On the return trip we stopped at Thomas’s favorite seafood restaurant high above the ocean to eat fish and clams until we were stuffed – topped of course (this was a drinking man’s country) with large mugs of Guinness dark, foamy brew. Only Thomas refused to drink; he was, according to Irish law, the required abstinent driver.

At the family’s insistence, I remained with them for the weekend, filling the daylight hours with drives around the open country below Limerick, exploring ancient stone skeletons of churches, artifacts which rose above the peat like mysterious relics of the past, through small villages where the thatched roofs were ubiquitous.

Finally, on my last last day, after Sunday Mass, a tour up the narrow roads into the northern part of the country near the still present English territory at its tip – again, rolling hills, covered with relatively new forest growths “The Brits cut down all our trees to build ships,” Thomas explained in rueful voice. “But we fought and won our freedom, Irish from town to town; statuary in every village, representing evert historical place where we beat the bloody jiggers out of them.”

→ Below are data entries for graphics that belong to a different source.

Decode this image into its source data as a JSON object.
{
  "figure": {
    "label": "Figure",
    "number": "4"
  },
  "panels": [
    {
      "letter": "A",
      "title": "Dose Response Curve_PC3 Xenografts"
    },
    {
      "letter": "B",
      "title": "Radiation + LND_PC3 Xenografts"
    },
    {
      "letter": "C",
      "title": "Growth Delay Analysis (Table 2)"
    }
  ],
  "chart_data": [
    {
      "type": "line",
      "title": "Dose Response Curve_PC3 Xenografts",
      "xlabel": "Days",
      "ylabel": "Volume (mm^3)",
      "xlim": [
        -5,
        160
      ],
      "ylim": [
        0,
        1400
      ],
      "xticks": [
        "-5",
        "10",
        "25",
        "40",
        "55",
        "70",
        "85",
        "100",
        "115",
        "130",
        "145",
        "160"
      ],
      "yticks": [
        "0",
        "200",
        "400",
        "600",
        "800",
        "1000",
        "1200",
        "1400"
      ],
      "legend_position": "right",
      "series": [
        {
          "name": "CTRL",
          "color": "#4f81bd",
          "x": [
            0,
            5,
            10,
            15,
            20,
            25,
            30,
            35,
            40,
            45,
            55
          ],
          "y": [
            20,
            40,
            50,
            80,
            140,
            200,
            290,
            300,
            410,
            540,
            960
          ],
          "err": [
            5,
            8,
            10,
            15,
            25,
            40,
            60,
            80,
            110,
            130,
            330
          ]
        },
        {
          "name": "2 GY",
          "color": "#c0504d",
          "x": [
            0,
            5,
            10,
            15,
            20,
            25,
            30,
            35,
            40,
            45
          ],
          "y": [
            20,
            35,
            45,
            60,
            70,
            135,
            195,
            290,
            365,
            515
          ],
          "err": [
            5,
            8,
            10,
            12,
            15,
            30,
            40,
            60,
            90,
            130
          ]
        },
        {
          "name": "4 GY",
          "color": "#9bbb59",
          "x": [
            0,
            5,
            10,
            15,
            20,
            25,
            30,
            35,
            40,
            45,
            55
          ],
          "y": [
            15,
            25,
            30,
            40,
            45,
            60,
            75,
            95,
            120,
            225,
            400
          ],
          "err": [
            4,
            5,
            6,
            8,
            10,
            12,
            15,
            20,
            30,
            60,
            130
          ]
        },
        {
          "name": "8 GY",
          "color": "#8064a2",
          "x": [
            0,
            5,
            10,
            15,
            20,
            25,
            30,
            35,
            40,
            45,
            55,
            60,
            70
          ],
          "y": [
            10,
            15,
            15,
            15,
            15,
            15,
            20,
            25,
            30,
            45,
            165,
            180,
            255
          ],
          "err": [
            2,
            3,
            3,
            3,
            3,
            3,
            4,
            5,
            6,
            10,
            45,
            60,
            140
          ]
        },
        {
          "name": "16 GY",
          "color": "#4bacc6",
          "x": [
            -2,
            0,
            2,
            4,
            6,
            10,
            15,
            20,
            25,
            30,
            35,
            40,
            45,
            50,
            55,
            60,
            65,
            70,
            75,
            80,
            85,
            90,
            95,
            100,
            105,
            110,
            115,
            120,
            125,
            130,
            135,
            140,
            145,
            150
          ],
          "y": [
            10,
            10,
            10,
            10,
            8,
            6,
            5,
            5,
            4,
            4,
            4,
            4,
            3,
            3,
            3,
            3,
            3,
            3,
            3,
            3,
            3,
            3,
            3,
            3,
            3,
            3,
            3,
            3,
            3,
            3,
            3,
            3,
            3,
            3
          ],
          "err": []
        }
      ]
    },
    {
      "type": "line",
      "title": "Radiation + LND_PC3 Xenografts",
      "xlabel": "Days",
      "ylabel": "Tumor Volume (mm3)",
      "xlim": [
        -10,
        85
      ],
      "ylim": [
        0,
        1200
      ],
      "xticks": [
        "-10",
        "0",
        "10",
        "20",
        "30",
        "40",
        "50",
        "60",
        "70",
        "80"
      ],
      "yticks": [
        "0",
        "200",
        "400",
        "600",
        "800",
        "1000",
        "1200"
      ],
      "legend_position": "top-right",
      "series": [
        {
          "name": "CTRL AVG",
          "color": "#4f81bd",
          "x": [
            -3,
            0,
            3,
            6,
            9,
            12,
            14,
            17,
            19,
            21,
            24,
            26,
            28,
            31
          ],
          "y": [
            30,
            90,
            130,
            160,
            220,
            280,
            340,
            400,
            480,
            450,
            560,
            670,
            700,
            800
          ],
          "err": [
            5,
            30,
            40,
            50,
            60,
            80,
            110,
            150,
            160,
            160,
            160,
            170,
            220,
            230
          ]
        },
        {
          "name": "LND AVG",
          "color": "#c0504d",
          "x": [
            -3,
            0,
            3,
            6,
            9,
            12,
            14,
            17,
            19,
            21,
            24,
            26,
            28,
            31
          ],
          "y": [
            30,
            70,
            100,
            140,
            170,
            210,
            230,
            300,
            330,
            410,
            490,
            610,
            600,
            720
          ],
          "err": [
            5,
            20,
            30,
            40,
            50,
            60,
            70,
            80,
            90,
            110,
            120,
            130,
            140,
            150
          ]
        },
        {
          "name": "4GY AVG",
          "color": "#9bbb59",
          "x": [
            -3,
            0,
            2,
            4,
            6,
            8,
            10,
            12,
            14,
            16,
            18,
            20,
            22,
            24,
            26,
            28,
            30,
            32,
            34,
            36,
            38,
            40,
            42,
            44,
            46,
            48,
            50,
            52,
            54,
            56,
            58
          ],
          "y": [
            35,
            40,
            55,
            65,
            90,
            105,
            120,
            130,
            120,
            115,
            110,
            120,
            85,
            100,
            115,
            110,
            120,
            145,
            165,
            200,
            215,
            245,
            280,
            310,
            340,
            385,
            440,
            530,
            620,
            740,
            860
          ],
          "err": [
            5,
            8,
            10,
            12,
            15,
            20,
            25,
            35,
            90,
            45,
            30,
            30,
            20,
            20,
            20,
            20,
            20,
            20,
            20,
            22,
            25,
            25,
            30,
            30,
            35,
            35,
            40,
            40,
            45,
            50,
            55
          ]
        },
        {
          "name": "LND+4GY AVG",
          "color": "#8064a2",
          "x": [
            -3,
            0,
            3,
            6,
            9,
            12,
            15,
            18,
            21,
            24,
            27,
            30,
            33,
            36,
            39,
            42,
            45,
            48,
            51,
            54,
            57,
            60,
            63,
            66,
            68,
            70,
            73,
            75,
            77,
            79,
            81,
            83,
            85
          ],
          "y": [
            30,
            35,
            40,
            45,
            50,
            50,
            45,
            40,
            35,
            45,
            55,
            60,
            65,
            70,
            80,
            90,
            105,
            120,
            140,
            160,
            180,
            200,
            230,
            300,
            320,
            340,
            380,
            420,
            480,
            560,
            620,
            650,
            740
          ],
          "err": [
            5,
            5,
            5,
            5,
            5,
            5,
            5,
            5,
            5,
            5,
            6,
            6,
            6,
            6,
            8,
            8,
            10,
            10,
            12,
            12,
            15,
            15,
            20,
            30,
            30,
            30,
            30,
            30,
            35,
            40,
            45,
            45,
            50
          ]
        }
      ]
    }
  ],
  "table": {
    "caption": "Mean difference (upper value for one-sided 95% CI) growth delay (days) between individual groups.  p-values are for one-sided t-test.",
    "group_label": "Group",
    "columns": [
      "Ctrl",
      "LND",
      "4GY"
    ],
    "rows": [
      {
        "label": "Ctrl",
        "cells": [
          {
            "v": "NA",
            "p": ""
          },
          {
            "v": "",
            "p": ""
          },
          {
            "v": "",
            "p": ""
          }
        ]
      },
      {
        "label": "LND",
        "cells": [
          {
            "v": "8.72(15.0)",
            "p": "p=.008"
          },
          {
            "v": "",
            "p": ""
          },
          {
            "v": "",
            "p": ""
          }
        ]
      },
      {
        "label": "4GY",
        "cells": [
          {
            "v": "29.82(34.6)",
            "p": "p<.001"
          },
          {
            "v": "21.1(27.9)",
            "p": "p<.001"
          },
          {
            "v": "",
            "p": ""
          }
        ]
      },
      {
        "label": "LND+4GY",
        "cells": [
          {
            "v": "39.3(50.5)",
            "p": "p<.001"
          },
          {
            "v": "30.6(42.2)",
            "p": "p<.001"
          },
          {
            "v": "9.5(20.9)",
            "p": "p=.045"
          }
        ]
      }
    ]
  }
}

And then a final feast of roasted vegetables and country ham at the McBride’s home – more Guinness stout, a final night on a soft straw-filled mattress, and I was ferreted back over the Atlantic in a final farewell to a country with which I’d fallen desperately in love and to which I’d be connected time and again by scrawled letters from Thomas. He graduated from Limerick University, married Ashley and settled into a contented life, teaching at the university. Eventually, the correspondents faded. But the memory – and photographs – live on.